Touted as the city’s “heritage, green, sports and tourism hub”, then-development chief Carrie Lam Cheng Yuet-ngor envisioned quality living with lower density and more open space in an urban node for a population of 89,800, anchored by a sports complex and cruise terminal.
In 2012, her successor, Chan, revealed a sudden U-turn in the government’s stance, to prioritise the city’s pressing housing needs amid a surge in prices and acute shortage of affordable homes, much to the dismay of urban planners who believed a consensus had already been forged during three rounds of consultation.
Ng said changes in plans could be put up for discussion in response to society’s changing needs.

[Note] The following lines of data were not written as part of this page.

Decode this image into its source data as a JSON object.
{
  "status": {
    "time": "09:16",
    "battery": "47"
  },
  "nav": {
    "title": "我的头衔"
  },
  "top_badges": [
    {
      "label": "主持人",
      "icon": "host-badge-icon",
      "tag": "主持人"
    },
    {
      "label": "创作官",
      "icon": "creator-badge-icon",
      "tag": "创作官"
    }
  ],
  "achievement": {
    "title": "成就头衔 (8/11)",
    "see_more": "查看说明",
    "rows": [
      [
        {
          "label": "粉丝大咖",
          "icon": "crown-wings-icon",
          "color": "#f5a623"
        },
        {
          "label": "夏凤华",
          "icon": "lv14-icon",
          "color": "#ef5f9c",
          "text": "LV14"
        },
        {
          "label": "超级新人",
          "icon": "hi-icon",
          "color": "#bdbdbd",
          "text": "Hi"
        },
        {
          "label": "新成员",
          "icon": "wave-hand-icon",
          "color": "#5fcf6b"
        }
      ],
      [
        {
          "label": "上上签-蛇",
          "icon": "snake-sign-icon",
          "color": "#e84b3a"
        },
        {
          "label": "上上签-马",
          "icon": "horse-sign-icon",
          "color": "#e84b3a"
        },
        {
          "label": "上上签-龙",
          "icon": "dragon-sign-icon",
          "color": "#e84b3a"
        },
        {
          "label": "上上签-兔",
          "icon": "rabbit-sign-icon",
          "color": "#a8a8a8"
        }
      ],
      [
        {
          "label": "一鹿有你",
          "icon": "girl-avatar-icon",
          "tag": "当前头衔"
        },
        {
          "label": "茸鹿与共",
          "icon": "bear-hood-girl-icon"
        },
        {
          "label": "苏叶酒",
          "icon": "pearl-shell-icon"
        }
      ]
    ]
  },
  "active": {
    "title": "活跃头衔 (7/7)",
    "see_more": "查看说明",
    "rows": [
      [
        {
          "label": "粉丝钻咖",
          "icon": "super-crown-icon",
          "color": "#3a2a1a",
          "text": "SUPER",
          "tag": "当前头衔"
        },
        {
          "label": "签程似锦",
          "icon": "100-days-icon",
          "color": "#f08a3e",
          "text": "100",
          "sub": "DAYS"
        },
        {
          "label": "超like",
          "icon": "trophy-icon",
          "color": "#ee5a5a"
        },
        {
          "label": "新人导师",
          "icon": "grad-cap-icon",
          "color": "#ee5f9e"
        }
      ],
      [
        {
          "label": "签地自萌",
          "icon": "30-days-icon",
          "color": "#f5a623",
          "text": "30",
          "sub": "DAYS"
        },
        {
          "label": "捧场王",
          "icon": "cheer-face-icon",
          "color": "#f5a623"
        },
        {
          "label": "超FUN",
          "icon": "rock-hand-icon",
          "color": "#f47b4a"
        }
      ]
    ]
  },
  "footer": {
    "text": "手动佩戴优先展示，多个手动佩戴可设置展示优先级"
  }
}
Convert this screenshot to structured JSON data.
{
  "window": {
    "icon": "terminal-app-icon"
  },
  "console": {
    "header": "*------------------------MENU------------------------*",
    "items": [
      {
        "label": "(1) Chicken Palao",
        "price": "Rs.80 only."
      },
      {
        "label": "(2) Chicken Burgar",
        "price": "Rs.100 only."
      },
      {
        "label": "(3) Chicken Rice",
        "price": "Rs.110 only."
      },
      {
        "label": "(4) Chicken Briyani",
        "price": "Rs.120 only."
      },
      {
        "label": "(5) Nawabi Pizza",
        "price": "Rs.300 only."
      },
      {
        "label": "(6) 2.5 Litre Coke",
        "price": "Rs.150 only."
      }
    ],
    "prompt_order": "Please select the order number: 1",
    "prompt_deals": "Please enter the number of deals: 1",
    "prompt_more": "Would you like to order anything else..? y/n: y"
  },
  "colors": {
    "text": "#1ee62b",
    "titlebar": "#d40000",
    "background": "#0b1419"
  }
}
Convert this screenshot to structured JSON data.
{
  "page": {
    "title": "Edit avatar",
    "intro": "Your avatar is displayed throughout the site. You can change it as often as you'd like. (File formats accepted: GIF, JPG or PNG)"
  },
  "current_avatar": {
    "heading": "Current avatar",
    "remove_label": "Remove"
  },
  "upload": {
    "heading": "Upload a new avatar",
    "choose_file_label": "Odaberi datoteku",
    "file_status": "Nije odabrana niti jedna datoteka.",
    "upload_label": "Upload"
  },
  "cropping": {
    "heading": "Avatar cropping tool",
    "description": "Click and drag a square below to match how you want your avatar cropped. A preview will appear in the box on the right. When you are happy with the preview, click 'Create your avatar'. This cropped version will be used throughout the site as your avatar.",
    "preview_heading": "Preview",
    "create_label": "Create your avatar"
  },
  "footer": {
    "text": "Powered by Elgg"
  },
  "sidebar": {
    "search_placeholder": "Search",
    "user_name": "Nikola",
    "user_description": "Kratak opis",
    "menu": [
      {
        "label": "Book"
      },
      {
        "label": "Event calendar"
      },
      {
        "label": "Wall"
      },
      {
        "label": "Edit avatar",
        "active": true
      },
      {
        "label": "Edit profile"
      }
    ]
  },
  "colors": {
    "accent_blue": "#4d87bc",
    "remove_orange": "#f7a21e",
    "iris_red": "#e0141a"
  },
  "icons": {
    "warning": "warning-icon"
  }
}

University of Hong Kong geography professor Dr Ng Cho-nam, also a task force member, said land supply and housing pressures were not as heavy during Lam’s time in office and higher development density would probably be easier for the public to swallow now.
HKU’s Ng said a denser Kai Tak was acceptable if it did not affect parameters such as ventilation and air flow, but such problems could be averted through good urban design. He said low-density development in prime urban areas would never be affordable to the wider public.
Chan has stressed that the revised plans would not affect the total area of public space available or the themes and planning principles of Kai Tak.
Polytechnic University political scientist Dr Chung Kim-wah, an expert on housing policy, believed Chief Executive Leung Chun-ying – who is widely believed to be seeking re-election in 2017 – was trying to send signals that his administration was on track to meeting housing targets.